Seven species of Nephroselmis were confirmed as discrete entities: N. anterostigmatica,
N. astigmatica, N. olivacea, N. pyriformis, N. rotunda, N. spinosa and N. viridis. The
existing generic and specific descriptions are emended. Samples of N. fissa, N. gaoae,
N. marina and N. minuta could not be sourced from culture collections or opportunistic
sampling, and as no detailed and reliable electron microscopic work is available for these
species, they were not included and could not be confirmed by this study.
The cladistic analyses undertaken in this study confirmed that the genus Nephroselmis
is monophyletic. Reweighted morphological cladistic analysis yielded distinct clades within
the genus, grouped predominantly by body scale number and scale complexity. Partial 18S
molecular cladistic analysis agreed well with the morphological analysis, as did the combined
analysis. N. pyriformis, which shows the greatest number of plesiomorphic features
and possesses the simplest scale morphology, was placed in a basal position in all three
analyses. The greatest scale complexity is found in N. anterostigmatica and N. astigmatica,
which occured as sister species in all three analyses. Eyespot modifications are found in
these two species only: N. astigmatica lacks an eyespot and the eyespot of N. anterostigmatica
is atypically located on the anterior surface of the cell. N. olivacea and N. viridis
show intermediate scale complexity and were placed as sister species in all three analyses.
The relationship between N. rotunda and N. spinosa varied between the three analyses.
The reweighted morphological cladistic analysis placed N. rotunda, which has three body
scale layers, in its own clade, between N. pyriformis, which has two body scale layers, and
the clade consisting of all other Nephroselmis species, which possess four or five body scale
layers. The partial 18S molecular cladistic analysis grouped N. rotunda and N. spinosa
in a clade sister to the N. olivacea / N. viridis clade.
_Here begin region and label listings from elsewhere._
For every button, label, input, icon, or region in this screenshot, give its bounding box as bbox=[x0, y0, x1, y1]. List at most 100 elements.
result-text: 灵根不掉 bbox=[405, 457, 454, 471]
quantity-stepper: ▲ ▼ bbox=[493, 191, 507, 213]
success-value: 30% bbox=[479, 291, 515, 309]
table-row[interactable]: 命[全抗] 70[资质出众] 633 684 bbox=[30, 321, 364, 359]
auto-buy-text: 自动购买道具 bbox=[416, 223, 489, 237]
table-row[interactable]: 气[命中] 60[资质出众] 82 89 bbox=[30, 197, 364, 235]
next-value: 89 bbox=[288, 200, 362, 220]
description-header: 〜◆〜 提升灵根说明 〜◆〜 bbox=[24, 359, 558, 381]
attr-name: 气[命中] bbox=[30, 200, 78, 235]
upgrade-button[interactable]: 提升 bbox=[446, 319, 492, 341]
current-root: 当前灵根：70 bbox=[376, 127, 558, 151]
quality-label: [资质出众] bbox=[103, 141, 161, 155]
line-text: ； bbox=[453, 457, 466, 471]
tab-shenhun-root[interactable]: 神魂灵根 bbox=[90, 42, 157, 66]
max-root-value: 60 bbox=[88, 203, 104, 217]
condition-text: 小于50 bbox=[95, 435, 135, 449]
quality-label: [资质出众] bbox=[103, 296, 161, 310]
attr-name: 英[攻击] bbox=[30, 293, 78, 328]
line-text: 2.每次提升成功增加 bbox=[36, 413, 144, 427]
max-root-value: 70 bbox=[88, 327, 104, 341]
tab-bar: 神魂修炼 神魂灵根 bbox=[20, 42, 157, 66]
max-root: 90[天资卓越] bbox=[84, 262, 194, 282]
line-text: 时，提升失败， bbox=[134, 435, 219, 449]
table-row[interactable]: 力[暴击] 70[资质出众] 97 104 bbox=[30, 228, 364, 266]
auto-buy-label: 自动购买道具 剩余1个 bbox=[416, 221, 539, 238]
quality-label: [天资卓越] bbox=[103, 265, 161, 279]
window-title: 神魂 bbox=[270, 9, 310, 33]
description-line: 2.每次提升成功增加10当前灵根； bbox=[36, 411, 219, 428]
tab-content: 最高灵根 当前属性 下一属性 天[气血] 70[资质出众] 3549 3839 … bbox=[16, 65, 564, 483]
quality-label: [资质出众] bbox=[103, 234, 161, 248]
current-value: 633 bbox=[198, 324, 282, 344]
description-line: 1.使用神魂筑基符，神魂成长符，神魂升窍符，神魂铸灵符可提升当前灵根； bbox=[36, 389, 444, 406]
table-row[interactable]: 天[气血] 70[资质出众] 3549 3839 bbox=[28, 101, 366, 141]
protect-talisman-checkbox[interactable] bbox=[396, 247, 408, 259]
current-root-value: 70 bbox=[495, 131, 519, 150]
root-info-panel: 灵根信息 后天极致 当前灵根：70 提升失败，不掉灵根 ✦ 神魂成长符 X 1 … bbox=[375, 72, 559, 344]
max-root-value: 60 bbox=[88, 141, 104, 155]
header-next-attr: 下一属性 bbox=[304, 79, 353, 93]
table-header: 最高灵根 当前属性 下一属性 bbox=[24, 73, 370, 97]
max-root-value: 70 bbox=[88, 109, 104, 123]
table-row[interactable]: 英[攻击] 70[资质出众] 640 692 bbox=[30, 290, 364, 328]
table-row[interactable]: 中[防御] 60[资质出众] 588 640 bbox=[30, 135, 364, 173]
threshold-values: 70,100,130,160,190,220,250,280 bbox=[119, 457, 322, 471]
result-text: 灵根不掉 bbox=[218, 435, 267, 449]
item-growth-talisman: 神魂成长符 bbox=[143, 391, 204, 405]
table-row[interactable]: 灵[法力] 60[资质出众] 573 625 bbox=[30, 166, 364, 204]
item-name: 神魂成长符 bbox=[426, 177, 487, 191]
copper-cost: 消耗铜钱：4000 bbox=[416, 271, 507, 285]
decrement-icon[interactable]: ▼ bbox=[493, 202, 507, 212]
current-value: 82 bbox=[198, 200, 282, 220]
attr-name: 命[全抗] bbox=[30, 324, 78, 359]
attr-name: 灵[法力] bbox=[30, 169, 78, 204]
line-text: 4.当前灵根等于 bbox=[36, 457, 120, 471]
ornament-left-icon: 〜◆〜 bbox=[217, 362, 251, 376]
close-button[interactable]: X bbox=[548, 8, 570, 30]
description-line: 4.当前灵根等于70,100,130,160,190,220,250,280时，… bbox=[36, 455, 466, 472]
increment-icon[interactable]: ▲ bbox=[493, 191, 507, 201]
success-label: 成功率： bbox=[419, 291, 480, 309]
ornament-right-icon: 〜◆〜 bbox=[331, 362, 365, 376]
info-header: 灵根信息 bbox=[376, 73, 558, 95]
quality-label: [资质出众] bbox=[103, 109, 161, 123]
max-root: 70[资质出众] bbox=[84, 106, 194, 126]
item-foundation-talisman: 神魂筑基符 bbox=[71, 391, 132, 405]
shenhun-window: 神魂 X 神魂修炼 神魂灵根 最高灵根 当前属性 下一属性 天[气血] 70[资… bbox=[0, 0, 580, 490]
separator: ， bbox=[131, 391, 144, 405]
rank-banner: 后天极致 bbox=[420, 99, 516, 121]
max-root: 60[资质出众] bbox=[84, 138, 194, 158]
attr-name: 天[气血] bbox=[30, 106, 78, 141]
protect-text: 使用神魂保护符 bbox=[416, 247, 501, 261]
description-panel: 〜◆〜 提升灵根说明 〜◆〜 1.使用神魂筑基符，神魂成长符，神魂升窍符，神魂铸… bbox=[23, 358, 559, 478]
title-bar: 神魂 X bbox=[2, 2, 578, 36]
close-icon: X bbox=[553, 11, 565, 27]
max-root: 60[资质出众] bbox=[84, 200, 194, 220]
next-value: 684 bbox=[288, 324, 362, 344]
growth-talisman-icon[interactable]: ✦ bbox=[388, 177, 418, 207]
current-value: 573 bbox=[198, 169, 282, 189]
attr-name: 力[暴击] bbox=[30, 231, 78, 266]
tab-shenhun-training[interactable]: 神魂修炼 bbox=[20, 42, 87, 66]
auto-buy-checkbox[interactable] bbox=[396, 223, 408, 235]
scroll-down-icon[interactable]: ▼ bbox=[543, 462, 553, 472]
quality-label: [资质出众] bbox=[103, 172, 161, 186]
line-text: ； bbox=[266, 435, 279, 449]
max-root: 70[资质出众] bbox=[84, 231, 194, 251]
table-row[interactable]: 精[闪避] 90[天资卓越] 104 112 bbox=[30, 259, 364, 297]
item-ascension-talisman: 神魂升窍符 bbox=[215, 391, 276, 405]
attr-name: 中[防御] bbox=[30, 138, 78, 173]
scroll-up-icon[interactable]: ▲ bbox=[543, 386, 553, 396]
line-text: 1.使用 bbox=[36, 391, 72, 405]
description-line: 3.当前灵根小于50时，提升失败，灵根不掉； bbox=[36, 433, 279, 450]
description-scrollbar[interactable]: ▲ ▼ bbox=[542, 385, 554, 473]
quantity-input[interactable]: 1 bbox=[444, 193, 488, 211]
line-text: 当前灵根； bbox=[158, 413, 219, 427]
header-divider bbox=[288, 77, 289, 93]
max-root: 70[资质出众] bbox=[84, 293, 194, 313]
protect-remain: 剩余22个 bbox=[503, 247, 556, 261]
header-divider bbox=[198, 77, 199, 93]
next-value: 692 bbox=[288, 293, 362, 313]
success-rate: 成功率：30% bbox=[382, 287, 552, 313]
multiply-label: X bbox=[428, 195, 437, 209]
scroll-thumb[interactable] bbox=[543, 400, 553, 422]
The combined analysis grouped
N. rotunda and N. spinosa in a clade sister to the remaining Nephroselmis species. The only freshwater species, N. olivacea, occured in a clade with N. viridis (in a more derived
position), rather than in a basal position or alone in a clade. This is consistent with N.
olivacea having adapted to a freshwater environment as a result of, for example, a marine
overwash event. Of the nine other genera included in the molecular analysis, Dolichomastix,
Mamiella, Pseudoscourfieldia and Tetraselmis appeared as the sister clade of Nephroselmis.